EHLİ SÜNNETE İNANANLAR GERÇEKTEN MEZHEPÇİLİK YAPARAK MÜSLÜMANLARI mı BÖLÜYOR..?


CEVAP: Bir kimse ehli sünnete inansın veya inanmasın ama şunu herkes bilsin ki, mezhep alimlerimiz (Allah onların kabirlerini cennet bahçeleri kılsın) asla ümmeti bölüp parçalamak maksadı ile mezhep çalışmaları yapmamıştır. İslam tarihinde de gerçek anlamda bir mezhep çatışması olmamıştır. Bizim aramızda ne zaman bir kargaşa çıkmışsa, dış düşmanlarla içerdeki münafıklar birleşip zaman zaman Müslümanlar arasında ufak tefek çatışmalar çıkarmaya çalışmışlardır. Ama asla istedikleri sonuca ulaşamamışlardır.

Müslümanların yüzde 90’ı bir mezhebe mensup olmasına karşın 1400 yıl boyunca asla bir mezhep mensubu diğerine mezhebinden dolayı sataşmamış onunla savaşmamıştır. Ehli sünnet mensupları tarih boyunca ehli sünnet olmayanlara asla zulüm etmemiş aynı mahallede yan yana barış ve huzur içinde yaşamışlardır. Ancak selefiyeci mealciler ve dinde reformcular, ehli sünnete mensup samimi Müslümanlara küfür ve şirk isnat ederek fitne ve fesat çıkarma girişiminde bulunmakta ve onların samimi inançlarını bozmaya çalışmaktadırlar

Günümüzde bazı örgütler çıkıp kendi mezhepleri adına cinayetler işliyorlar. Bunların savunduğu mezhep ister Sünnilik, isterse Şia olsun veya daha farklı bir mezhep olsun, bunların yaptıkları cinayettir kendileri de katildir.. Bunlar kendilerini Allah’ın askeri sanıyorlar ama; bunlar aslında şeytanın askerleridir.

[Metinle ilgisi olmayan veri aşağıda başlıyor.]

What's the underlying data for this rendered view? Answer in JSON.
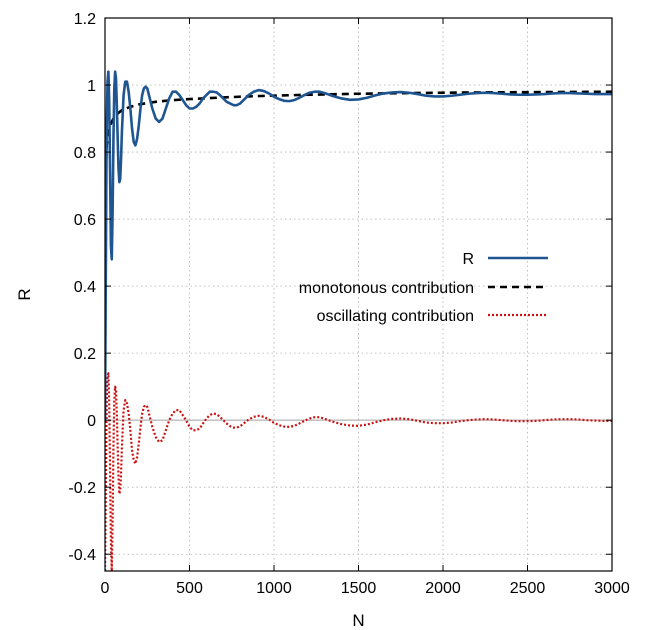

Peygamber (s.a.v.) Efendimiz :”

-” Ümmetimin alimleri arasındaki ayrılık rahmettir.” ve “Ümmetimin alimleri asla yanlış üzerinde ittifak etmezler.” buyurdular.
En büyük müçtehid Peygamber Efendimizdi. Eshab-ı Kiramın her biri birer müçtehiddi. Her birisi sırat-ı müştekim olan ehl-i sünnet mezhebinden sapmadan ayrı ayrı içtihatları vardı. Bir çoüunun içtihadı birbiri ile aynı olmakla beraber bazılarının içtihadları kısmen de olsa farklı idi. Rasulullah Efendimiz onlara “siz ne yapıyorsunuz?” demedi. Hatta Rasulullah (s.a.v) bir çok kez Hz. Ömer’in (r.a.) içtihatlarını doğru buldular.

Eshaptan sonra başka milletlerde de Müslüman olanlar çoğalınca ve içtihat derecesinde alimler de azalınca, müçtehid olmayan Müslümanların müçtehid olanlara tabi olmaları elzem oldu. Bu sebepledir ki Tabiin devrinde 100’ün üzerinde hak mezhep ortaya çıktı. Bu hak mezhepler yıllar içinde daha çok rağbet edilen mezheplere yerini bırakarak Müminler 4 hak mezhepte karar kıldı. Daha sonraki yıllarda mezhep kuracak kadar içtihat ehli alimler de olmadığı için yeni bir mezheb kurulmadı.

Farz veya haram olduğu Kur’an ve sünnetle kesin olarak belirlenmiş mevzularda içtihat yapılamaz. Misal: İçkinin, domuzun, kumarın haram oluşu, orucun, namazın ve haccın farz oluşu gibi.. Dört hak mezhebin aralarındaki ayrılık da Kur’an ve Sünnetle haram veya farz olduğu kesin olarak belirlenmemiş mevzulardan ibarettir.
 

NuSReT

Aktif Üyemiz
SORU 2: MEZHEP NEDİR, KUR’AN’DA MEZHEP VAR MIDIR?

CEVAP:
Mezhep kelimesi; Arapça’nın ‘zehebe’ (gitti) mâzi fiilinden türetilmiş Arapça kökenli bir kelimedir. Eki, Türkçe dil bilgisine uymamakla birlikte halk arasında mezhebe ‘gidişet’ denildiği yörelerde vardır. Sözlükteki anlamı gidilen, takip edilen yol demektir. Kur’an’da geçen sırât(yol) kelimesiyle eş anlamlıdır. Mezhep kelimesinin dini alandaki anlamı ise, müçtehit alimlerin Kur’an, Sünnet ve Eshabın İcmasına dayalı olarak yaptıkları çalışmaların bütününü kapsayan yol demektir.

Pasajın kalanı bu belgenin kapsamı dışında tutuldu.